District information
- Type: Public
- Grades: K–8
- NCES District ID: 0614520

Students and staff
- Students: 323
- Teachers: 15.0 (FTE)
- Staff: 19.13 (FTE)
- Student–teacher ratio: 21.53

Other information
- Website: www.freshwatersd.org

= Freshwater Elementary School District =

School district in California, United States

The Freshwater Elementary School District has two schools located about 5 miles northeast of Eureka, California, in unincorporated Freshwater. The district oversees public education through grade 8, in a portion of west central Humboldt County, California. Generally the area served includes students who live, in addition to portions of Freshwater and Kneeland, in all of the unincorporated community of Indianola, and unincorporated neighborhoods between these and the northeast limit of the City of Eureka.

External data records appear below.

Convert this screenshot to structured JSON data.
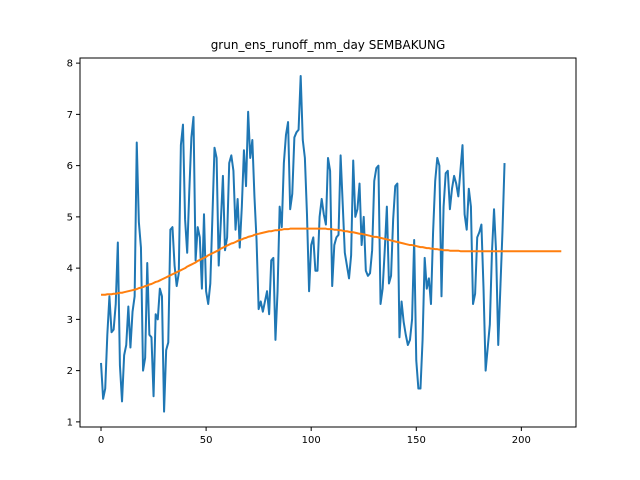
{
  "chart_data": {
    "type": "line",
    "title": "grun_ens_runoff_mm_day SEMBAKUNG",
    "xlabel": "",
    "ylabel": "",
    "xlim": [
      -10,
      226
    ],
    "ylim": [
      0.9,
      8.1
    ],
    "x_ticks": [
      0,
      50,
      100,
      150,
      200
    ],
    "y_ticks": [
      1,
      2,
      3,
      4,
      5,
      6,
      7,
      8
    ],
    "grid": false,
    "legend": "none",
    "series": [
      {
        "color": "#1f77b4",
        "values": [
          2.15,
          1.45,
          1.65,
          2.7,
          3.45,
          2.75,
          2.8,
          3.3,
          4.5,
          2.1,
          1.4,
          2.3,
          2.5,
          3.25,
          2.45,
          3.15,
          3.45,
          6.45,
          4.9,
          4.4,
          2.0,
          2.25,
          4.1,
          2.7,
          2.65,
          1.5,
          3.1,
          3.0,
          3.6,
          3.45,
          1.2,
          2.4,
          2.55,
          4.75,
          4.8,
          4.05,
          3.65,
          3.9,
          6.4,
          6.8,
          4.95,
          4.3,
          5.5,
          6.55,
          6.95,
          4.15,
          4.8,
          4.6,
          3.6,
          5.05,
          3.55,
          3.3,
          3.7,
          5.0,
          6.35,
          6.15,
          4.05,
          4.9,
          5.8,
          4.35,
          4.6,
          6.05,
          6.2,
          5.9,
          4.75,
          5.35,
          4.4,
          5.2,
          6.3,
          5.6,
          7.05,
          6.15,
          6.5,
          5.4,
          4.55,
          3.2,
          3.35,
          3.15,
          3.35,
          3.55,
          3.1,
          4.15,
          4.2,
          2.6,
          3.55,
          5.2,
          4.8,
          6.05,
          6.6,
          6.85,
          5.15,
          5.45,
          6.55,
          6.65,
          6.7,
          7.75,
          6.5,
          6.15,
          5.05,
          3.55,
          4.45,
          4.6,
          3.95,
          3.95,
          5.0,
          5.35,
          5.05,
          4.85,
          6.15,
          5.9,
          3.65,
          4.45,
          4.6,
          4.65,
          6.2,
          5.25,
          4.3,
          4.05,
          3.8,
          4.25,
          6.1,
          5.0,
          5.15,
          5.65,
          4.45,
          5.0,
          3.95,
          3.85,
          3.9,
          4.35,
          5.7,
          5.95,
          6.0,
          3.3,
          3.6,
          4.35,
          5.2,
          3.7,
          3.85,
          4.95,
          5.6,
          5.65,
          2.65,
          3.35,
          2.95,
          2.7,
          2.5,
          2.6,
          3.0,
          4.55,
          2.2,
          1.65,
          1.65,
          2.6,
          4.2,
          3.6,
          3.8,
          3.3,
          4.7,
          5.7,
          6.15,
          6.0,
          3.45,
          5.2,
          5.85,
          5.9,
          5.15,
          5.55,
          5.8,
          5.65,
          5.4,
          5.9,
          6.4,
          5.05,
          4.75,
          5.55,
          5.2,
          3.3,
          3.5,
          4.6,
          4.7,
          4.85,
          3.6,
          2.0,
          2.45,
          2.9,
          4.3,
          5.15,
          4.3,
          2.5,
          3.6,
          4.7,
          6.05
        ]
      },
      {
        "color": "#ff7f0e",
        "values": [
          3.48,
          3.48,
          3.48,
          3.49,
          3.49,
          3.49,
          3.5,
          3.5,
          3.51,
          3.52,
          3.52,
          3.53,
          3.54,
          3.55,
          3.56,
          3.57,
          3.58,
          3.59,
          3.61,
          3.62,
          3.63,
          3.65,
          3.66,
          3.68,
          3.69,
          3.71,
          3.73,
          3.74,
          3.76,
          3.78,
          3.8,
          3.82,
          3.84,
          3.86,
          3.88,
          3.9,
          3.92,
          3.94,
          3.96,
          3.98,
          4.0,
          4.03,
          4.05,
          4.07,
          4.09,
          4.11,
          4.14,
          4.16,
          4.18,
          4.2,
          4.22,
          4.25,
          4.27,
          4.29,
          4.31,
          4.33,
          4.35,
          4.38,
          4.4,
          4.42,
          4.44,
          4.46,
          4.48,
          4.49,
          4.51,
          4.53,
          4.55,
          4.56,
          4.58,
          4.59,
          4.61,
          4.62,
          4.63,
          4.65,
          4.66,
          4.67,
          4.68,
          4.69,
          4.7,
          4.71,
          4.72,
          4.72,
          4.73,
          4.74,
          4.74,
          4.75,
          4.75,
          4.76,
          4.76,
          4.76,
          4.77,
          4.77,
          4.77,
          4.77,
          4.77,
          4.77,
          4.77,
          4.77,
          4.77,
          4.77,
          4.77,
          4.77,
          4.77,
          4.77,
          4.77,
          4.77,
          4.77,
          4.77,
          4.76,
          4.76,
          4.76,
          4.75,
          4.75,
          4.74,
          4.74,
          4.73,
          4.72,
          4.72,
          4.71,
          4.7,
          4.7,
          4.69,
          4.68,
          4.67,
          4.67,
          4.66,
          4.65,
          4.64,
          4.63,
          4.62,
          4.61,
          4.61,
          4.6,
          4.59,
          4.58,
          4.57,
          4.56,
          4.55,
          4.54,
          4.53,
          4.52,
          4.51,
          4.5,
          4.49,
          4.48,
          4.47,
          4.46,
          4.45,
          4.45,
          4.44,
          4.43,
          4.42,
          4.41,
          4.41,
          4.4,
          4.39,
          4.39,
          4.38,
          4.38,
          4.37,
          4.37,
          4.36,
          4.36,
          4.35,
          4.35,
          4.35,
          4.34,
          4.34,
          4.34,
          4.34,
          4.34,
          4.33,
          4.33,
          4.33,
          4.33,
          4.33,
          4.33,
          4.33,
          4.33,
          4.33,
          4.33,
          4.33,
          4.33,
          4.33,
          4.33,
          4.33,
          4.33,
          4.33,
          4.33,
          4.33,
          4.33,
          4.33,
          4.33,
          4.33,
          4.33,
          4.33,
          4.33,
          4.33,
          4.33,
          4.33,
          4.33,
          4.33,
          4.33,
          4.33,
          4.33,
          4.33,
          4.33,
          4.33,
          4.33,
          4.33,
          4.33,
          4.33,
          4.33,
          4.33,
          4.33,
          4.33,
          4.33,
          4.33,
          4.33,
          4.33
        ]
      }
    ]
  }
}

The district operates Freshwater Elementary School, a K-6 public school, and Freshwater Charter Middle School for seventh and eighth graders, both of which are on the same site. The original school was a one-room schoolhouse dating from the late 19th-century. In the 1920s, a two-room all wood construction school was built. A new, modern, ten room school was built in 1952 and has been renovated and expanded several times since.

The school board consists of five members:
- Mike Haley
- Dustin Owens
- John Wegis
- Rebecca Baugh
- Audrey Dieker

The superintendent/principal is Sinon Talty, with a part-time vice-principal, Suzanne Nickols. These administrators oversee both schools on the site.

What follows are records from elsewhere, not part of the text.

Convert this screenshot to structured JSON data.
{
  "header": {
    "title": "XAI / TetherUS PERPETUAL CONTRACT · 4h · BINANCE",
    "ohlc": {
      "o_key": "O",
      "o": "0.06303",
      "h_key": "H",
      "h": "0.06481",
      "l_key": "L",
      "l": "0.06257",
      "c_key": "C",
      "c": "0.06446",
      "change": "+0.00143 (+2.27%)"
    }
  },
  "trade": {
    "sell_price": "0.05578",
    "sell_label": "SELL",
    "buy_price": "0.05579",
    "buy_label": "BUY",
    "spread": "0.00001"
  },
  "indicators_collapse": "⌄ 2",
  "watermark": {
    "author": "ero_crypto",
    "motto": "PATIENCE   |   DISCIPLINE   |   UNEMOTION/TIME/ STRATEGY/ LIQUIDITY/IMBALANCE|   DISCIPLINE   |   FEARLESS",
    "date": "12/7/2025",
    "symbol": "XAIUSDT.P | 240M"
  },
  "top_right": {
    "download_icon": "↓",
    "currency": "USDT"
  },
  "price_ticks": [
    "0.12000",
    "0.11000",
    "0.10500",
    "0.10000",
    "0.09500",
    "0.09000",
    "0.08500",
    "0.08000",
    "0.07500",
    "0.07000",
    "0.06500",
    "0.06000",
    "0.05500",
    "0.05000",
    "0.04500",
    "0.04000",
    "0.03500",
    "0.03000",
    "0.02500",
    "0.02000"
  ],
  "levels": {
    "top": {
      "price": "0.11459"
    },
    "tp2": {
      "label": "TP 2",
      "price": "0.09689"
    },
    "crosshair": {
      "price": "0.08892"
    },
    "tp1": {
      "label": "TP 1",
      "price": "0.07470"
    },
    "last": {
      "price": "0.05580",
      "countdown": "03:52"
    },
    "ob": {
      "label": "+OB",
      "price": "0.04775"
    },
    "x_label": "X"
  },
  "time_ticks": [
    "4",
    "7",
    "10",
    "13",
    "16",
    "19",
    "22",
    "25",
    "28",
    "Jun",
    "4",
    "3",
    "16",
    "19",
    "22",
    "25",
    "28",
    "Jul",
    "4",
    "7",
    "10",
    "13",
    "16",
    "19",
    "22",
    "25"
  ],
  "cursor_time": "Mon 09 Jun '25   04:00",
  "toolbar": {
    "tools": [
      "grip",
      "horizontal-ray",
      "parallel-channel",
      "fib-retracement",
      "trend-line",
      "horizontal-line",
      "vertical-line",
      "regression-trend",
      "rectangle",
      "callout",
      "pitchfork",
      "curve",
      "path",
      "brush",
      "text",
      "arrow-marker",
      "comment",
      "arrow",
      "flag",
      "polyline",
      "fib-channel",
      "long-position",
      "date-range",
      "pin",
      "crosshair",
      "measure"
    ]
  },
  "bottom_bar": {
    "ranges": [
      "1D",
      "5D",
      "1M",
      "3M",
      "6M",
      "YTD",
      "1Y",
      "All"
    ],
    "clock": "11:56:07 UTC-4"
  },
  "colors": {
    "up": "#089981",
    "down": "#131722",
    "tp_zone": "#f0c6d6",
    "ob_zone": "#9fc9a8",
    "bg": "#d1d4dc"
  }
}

==Freshwater Elementary School==
The primary operation and largest school operated by the district is a rural K-6 public school located 5 miles northeast of Eureka, California. The school setting is on a large parcel among redwood trees and includes expansive areas for recreation and appreciation for nature of the California North Coast. There are 19 teachers and 31 staff which support the education of 271 students. The district modernized 10 classrooms in 2003 and recently finished building two new classrooms, a band room and a large community gym to augment a smaller multi-purpose building and gym that has existed since the most recent school was built on the site in 1952.

==Freshwater Charter Middle School==
The district developed and operates a charter school for seventh and eighth graders on the same site as the Elementary school. Four staff in the district are solely responsible for educating students in this setting, which prepares students to advance to high school.